It doesn't matter if you've just met. Every single detail is shared with great enthusiasm. Apparently, the correct response is to make polite, understanding noises ... and to share your woes when it's appropriate.

Just a few days ago, I ran into someone I'd only met one other time at a business meeting. The conversation quickly turned to running when we both realized the other woman runs, or in her case, ran. We proceeded to each list our wounds and how we've coped. There were about 20 other people in the room, like us, waiting for our meeting to start. We could have talked for hours.

Piriformis syndrome. Knee pain. Tight calves. Back aches. Cross training options.

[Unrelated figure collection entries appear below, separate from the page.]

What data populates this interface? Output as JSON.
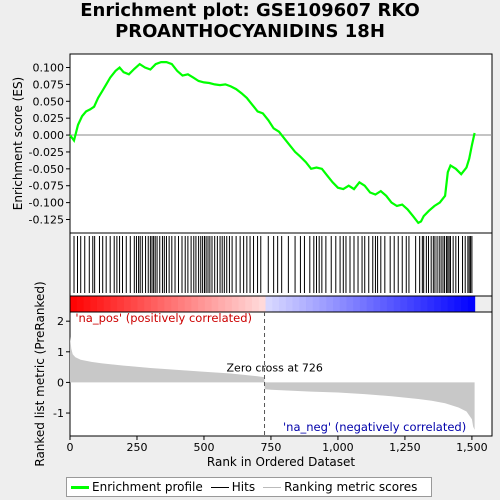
{
  "title_line1": "Enrichment plot: GSE109607 RKO",
  "title_line2": "PROANTHOCYANIDINS 18H",
  "legend": [
    {
      "label": "Enrichment profile",
      "color": "#00ff00"
    },
    {
      "label": "Hits",
      "color": "#000000"
    },
    {
      "label": "Ranking metric scores",
      "color": "#bbbbbb"
    }
  ],
  "colors": {
    "profile": "#00ff00",
    "metric": "#c8c8c8",
    "pos": "#ff0000",
    "neg": "#0000ff",
    "text_pos": "#cc0000",
    "text_neg": "#0000aa"
  },
  "chart_data": {
    "type": "line",
    "top_panel": {
      "ylabel": "Enrichment score (ES)",
      "ylim": [
        -0.145,
        0.12
      ],
      "yticks": [
        0.1,
        0.075,
        0.05,
        0.025,
        0.0,
        -0.025,
        -0.05,
        -0.075,
        -0.1,
        -0.125
      ],
      "ytick_labels": [
        "0.100",
        "0.075",
        "0.050",
        "0.025",
        "0.000",
        "-0.025",
        "-0.050",
        "-0.075",
        "-0.100",
        "-0.125"
      ],
      "xlim": [
        0,
        1575
      ],
      "es_profile": {
        "x": [
          0,
          15,
          30,
          45,
          60,
          75,
          90,
          105,
          120,
          135,
          150,
          170,
          185,
          200,
          220,
          240,
          260,
          280,
          300,
          320,
          340,
          360,
          380,
          400,
          420,
          440,
          460,
          480,
          500,
          520,
          540,
          560,
          580,
          600,
          620,
          640,
          660,
          680,
          700,
          720,
          740,
          760,
          780,
          800,
          820,
          840,
          860,
          880,
          900,
          920,
          940,
          960,
          980,
          1000,
          1020,
          1040,
          1060,
          1080,
          1100,
          1120,
          1140,
          1160,
          1180,
          1200,
          1220,
          1240,
          1260,
          1280,
          1300,
          1310,
          1320,
          1340,
          1360,
          1380,
          1400,
          1410,
          1420,
          1440,
          1460,
          1480,
          1490,
          1500,
          1510
        ],
        "values": [
          0.0,
          -0.008,
          0.015,
          0.028,
          0.035,
          0.038,
          0.042,
          0.055,
          0.065,
          0.075,
          0.085,
          0.095,
          0.1,
          0.093,
          0.09,
          0.098,
          0.105,
          0.1,
          0.097,
          0.105,
          0.108,
          0.108,
          0.105,
          0.095,
          0.088,
          0.09,
          0.085,
          0.08,
          0.078,
          0.077,
          0.075,
          0.074,
          0.075,
          0.072,
          0.068,
          0.062,
          0.055,
          0.045,
          0.035,
          0.032,
          0.022,
          0.01,
          0.005,
          -0.005,
          -0.015,
          -0.025,
          -0.032,
          -0.04,
          -0.05,
          -0.048,
          -0.05,
          -0.06,
          -0.07,
          -0.078,
          -0.08,
          -0.075,
          -0.08,
          -0.07,
          -0.075,
          -0.085,
          -0.088,
          -0.083,
          -0.09,
          -0.1,
          -0.105,
          -0.103,
          -0.11,
          -0.12,
          -0.13,
          -0.128,
          -0.12,
          -0.112,
          -0.105,
          -0.1,
          -0.09,
          -0.055,
          -0.045,
          -0.05,
          -0.058,
          -0.048,
          -0.035,
          -0.015,
          0.003
        ]
      }
    },
    "bottom_panel": {
      "ylabel": "Ranked list metric (PreRanked)",
      "xlabel": "Rank in Ordered Dataset",
      "ylim": [
        -1.75,
        2.3
      ],
      "yticks": [
        2,
        1,
        0,
        -1
      ],
      "xticks": [
        0,
        250,
        500,
        750,
        1000,
        1250,
        1500
      ],
      "xtick_labels": [
        "0",
        "250",
        "500",
        "750",
        "1,000",
        "1,250",
        "1,500"
      ],
      "n_genes": 1510,
      "zero_cross": 726,
      "zero_cross_label": "Zero cross at 726",
      "pos_label": "'na_pos' (positively correlated)",
      "neg_label": "'na_neg' (negatively correlated)",
      "metric_samples": {
        "rank": [
          0,
          5,
          10,
          20,
          40,
          80,
          120,
          200,
          300,
          400,
          500,
          600,
          700,
          725,
          727,
          750,
          800,
          900,
          1000,
          1100,
          1200,
          1300,
          1350,
          1400,
          1450,
          1480,
          1500,
          1505,
          1510
        ],
        "value": [
          1.5,
          1.1,
          0.92,
          0.82,
          0.74,
          0.67,
          0.62,
          0.55,
          0.47,
          0.41,
          0.35,
          0.29,
          0.2,
          0.17,
          -0.22,
          -0.24,
          -0.26,
          -0.3,
          -0.33,
          -0.38,
          -0.45,
          -0.54,
          -0.6,
          -0.68,
          -0.82,
          -0.95,
          -1.2,
          -1.45,
          -1.55
        ]
      }
    },
    "hits": [
      15,
      28,
      40,
      55,
      72,
      85,
      92,
      110,
      122,
      135,
      150,
      165,
      175,
      185,
      196,
      210,
      225,
      240,
      248,
      256,
      262,
      270,
      282,
      292,
      300,
      306,
      312,
      318,
      325,
      335,
      345,
      352,
      360,
      370,
      380,
      392,
      405,
      418,
      430,
      440,
      452,
      462,
      470,
      480,
      488,
      495,
      502,
      508,
      515,
      522,
      530,
      540,
      550,
      560,
      568,
      576,
      585,
      595,
      605,
      620,
      635,
      648,
      660,
      672,
      685,
      700,
      712,
      740,
      760,
      775,
      790,
      815,
      840,
      860,
      875,
      895,
      910,
      920,
      930,
      940,
      955,
      975,
      992,
      1008,
      1020,
      1030,
      1045,
      1060,
      1075,
      1090,
      1100,
      1115,
      1130,
      1140,
      1148,
      1160,
      1175,
      1195,
      1210,
      1225,
      1240,
      1255,
      1265,
      1290,
      1305,
      1315,
      1320,
      1330,
      1338,
      1348,
      1356,
      1362,
      1370,
      1378,
      1385,
      1392,
      1398,
      1405,
      1410,
      1415,
      1420,
      1430,
      1440,
      1450,
      1465,
      1475,
      1485,
      1490,
      1495,
      1500
    ]
  }
}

This weekend, my sister-in-law who's recently returned to running (way to go, Michelle!) was asking me about knees. I was in the middle of a 7-mile-run through trails, but I could have talked to her for another 45 minutes on this topic alone. New shoes; ice; take an extra rest day; do the right stretches; raise your legs when you can; don't over-do it. You'd think we were 90-year-olds talking about our arthritis and bunions.

Later, I sent her links to Runner's World magazine articles and videos. I spent an inordinate amount of time reading the magazine's online content.  About knees. I was enthralled.

Which begs the question: At what point do the injuries and pain make it so we don't enjoy running?

Yesterday, I wrote about the pain in my butt. Also known as dumb butt syndrome.

So far, it's manageable but certainly not fun. I'm so focused on running my first half marathon that I'm putting up with it for another five weeks. After that? Who knows? I may be forced to deal with the root cause of the pain and maybe even -- grrrrr -- decrease my mileage for a while.

In the meantime, I am rather enjoying writing about what ails me. Now it's your turn. What injuries or pain have you endured to get your run in? What worked? Did it force you to stop running? How did you cope?